Lab 4.1 step 16: Cluster Upgrade is successful but Control Plane version is still at 1.28.1

trevski · April 2024

Help! My cluster upgrade and kubelet upgrade completed successfully on the cp, but doing a kubectl get node shows the cp is still at the old version level.

Output shown below. what have I missed....?

[upgrade/successful] SUCCESS! Your cluster was upgraded to "v1.29.1". Enjoy!

[upgrade/kubelet] Now that your control plane is upgraded, please proceed with upgrading your kubelets if you haven't already done so.
billy@cp:~$ kubectl get node
NAME STATUS ROLES AGE VERSION
ip-172-31-32-81 Ready 16d v1.28.1
ip-172-31-33-91 Ready,SchedulingDisabled control-plane 21d v1.28.1
billy@cp:~$ sudo apt-mark unhold kubelet kubectl
Canceled hold on kubelet.
Canceled hold on kubectl.
billy@cp:~$ sudo apt-get install -y kubelet=1.29.1-1.1 kubectl=1.29.1-1.1
Reading package lists... Done
Building dependency tree
Reading state information... Done
The following packages will be upgraded:
kubectl kubelet
2 upgraded, 0 newly installed, 0 to remove and 25 not upgraded.
Need to get 30.3 MB of archives.
After this operation, 889 kB of additional disk space will be used.
Get:1 https://prod-cdn.packages.k8s.io/repositories/isv:/kubernetes:/core:/stable:/v1.29/deb kubectl 1.29.1-1.1 [10.5 MB]
Get:2 https://prod-cdn.packages.k8s.io/repositories/isv:/kubernetes:/core:/stable:/v1.29/deb kubelet 1.29.1-1.1 [19.8 MB]
Fetched 30.3 MB in 1s (48.7 MB/s)
(Reading database ... 90923 files and directories currently installed.)
Preparing to unpack .../kubectl_1.29.1-1.1_amd64.deb ...
Unpacking kubectl (1.29.1-1.1) over (1.28.1-1.1) ...
Preparing to unpack .../kubelet_1.29.1-1.1_amd64.deb ...
Unpacking kubelet (1.29.1-1.1) over (1.28.1-1.1) ...
Setting up kubectl (1.29.1-1.1) ...
Setting up kubelet (1.29.1-1.1) ...
billy@cp:~$ sudo apt-mark hold kubelet kubectl
kubelet set on hold.
kubectl set on hold.
billy@cp:~$ sudo systemctl daemon-reload
billy@cp:~$ sudo systemctl restart kubelet
billy@cp:~$ kubectl get node
NAME STATUS ROLES AGE VERSION
ip-172-31-32-81 Ready 16d v1.28.1
ip-172-31-33-91 Ready,SchedulingDisabled control-plane 21d v1.28.1

trevski · April 2024

In the end, a reboot of the cp host has resolved the issues. The cilium pods started successfully after the reboot, and I have been able to drain the cp node and upgrade it.

trevski · April 2024

Thanks Chris. I resolved the issues by rebooting the node. I did post a message about that yesterday, but it seems to have got lost somewhere.
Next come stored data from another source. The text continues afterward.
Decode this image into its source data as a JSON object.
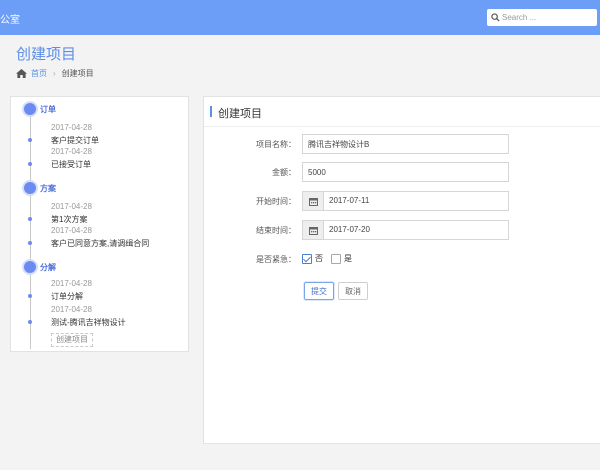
{
  "header": {
    "app_name": "公室",
    "search": {
      "placeholder": "Search ...",
      "value": ""
    }
  },
  "page": {
    "title": "创建项目",
    "breadcrumb": {
      "home": "首页",
      "separator": "›",
      "current": "创建项目"
    }
  },
  "timeline": {
    "stages": [
      {
        "label": "订单",
        "events": [
          {
            "date": "2017-04-28",
            "desc": "客户提交订单"
          },
          {
            "date": "2017-04-28",
            "desc": "已接受订单"
          }
        ]
      },
      {
        "label": "方案",
        "events": [
          {
            "date": "2017-04-28",
            "desc": "第1次方案"
          },
          {
            "date": "2017-04-28",
            "desc": "客户已同意方案,请调缉合同"
          }
        ]
      },
      {
        "label": "分解",
        "events": [
          {
            "date": "2017-04-28",
            "desc": "订单分解"
          },
          {
            "date": "2017-04-28",
            "desc": "测试-腾讯吉祥物设计"
          }
        ]
      }
    ],
    "footer": "创建项目"
  },
  "form": {
    "panel_title": "创建项目",
    "fields": {
      "project_name": {
        "label": "项目名称：",
        "value": "腾讯吉祥物设计B"
      },
      "amount": {
        "label": "金额：",
        "value": "5000"
      },
      "start_date": {
        "label": "开始时间：",
        "value": "2017-07-11"
      },
      "end_date": {
        "label": "结束时间：",
        "value": "2017-07-20"
      },
      "urgent": {
        "label": "是否紧急：",
        "options": [
          "否",
          "是"
        ],
        "selected": "否"
      }
    },
    "submit_label": "提交",
    "cancel_label": "取消"
  },
  "colors": {
    "topbar": "#6c9ef8",
    "accent": "#5b8ee6",
    "timeline_dot": "#6c8bf0"
  }
}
Thanks for your help!

chrispokorni · April 2024

Hi @trevski,

It appears the apt packages list is not set with the correct URL. Please revisit steps 2 and 3 to add the correct version repository definition and gpg key, and then validate that the /etc/apt/sources.list.d/kubernetes.list file's entry coincides with the one from the lab guide. Validate this before the apt-get update in step 4, and after.

Regards,
-Chris

trevski · April 2024

Hi @chrispokorni ,

Thanks for your suggestion. I've attempted to redo all the steps but now I hit problems I think because the cp is already cordoned from before. That step just sits there for ever:

kubectl drain ip-172-31-33-91 --ignore-daemonsets
node/ip-172-31-33-91 already cordoned
Warning: ignoring DaemonSet-managed Pods: kube-system/cilium-fxlmh, kube-system/kube-proxy-2jzv9
evicting pod kube-system/cilium-operator-788c4f69bc-vrgq7

To get out of this I Ctrl-C, however now the plan and the upgrade fail:

[upgrade/health] FATAL: [preflight] Some fatal errors occurred:
[ERROR ControlPlaneNodesReady]: there are NotReady control-planes in the cluster: [ip-172-31-33-91]
[preflight] If you know what you are doing, you can make a check non-fatal with --ignore-preflight-errors=...
To see the stack trace of this error execute with --v=5 or higher

How can I reset the node or clear this up?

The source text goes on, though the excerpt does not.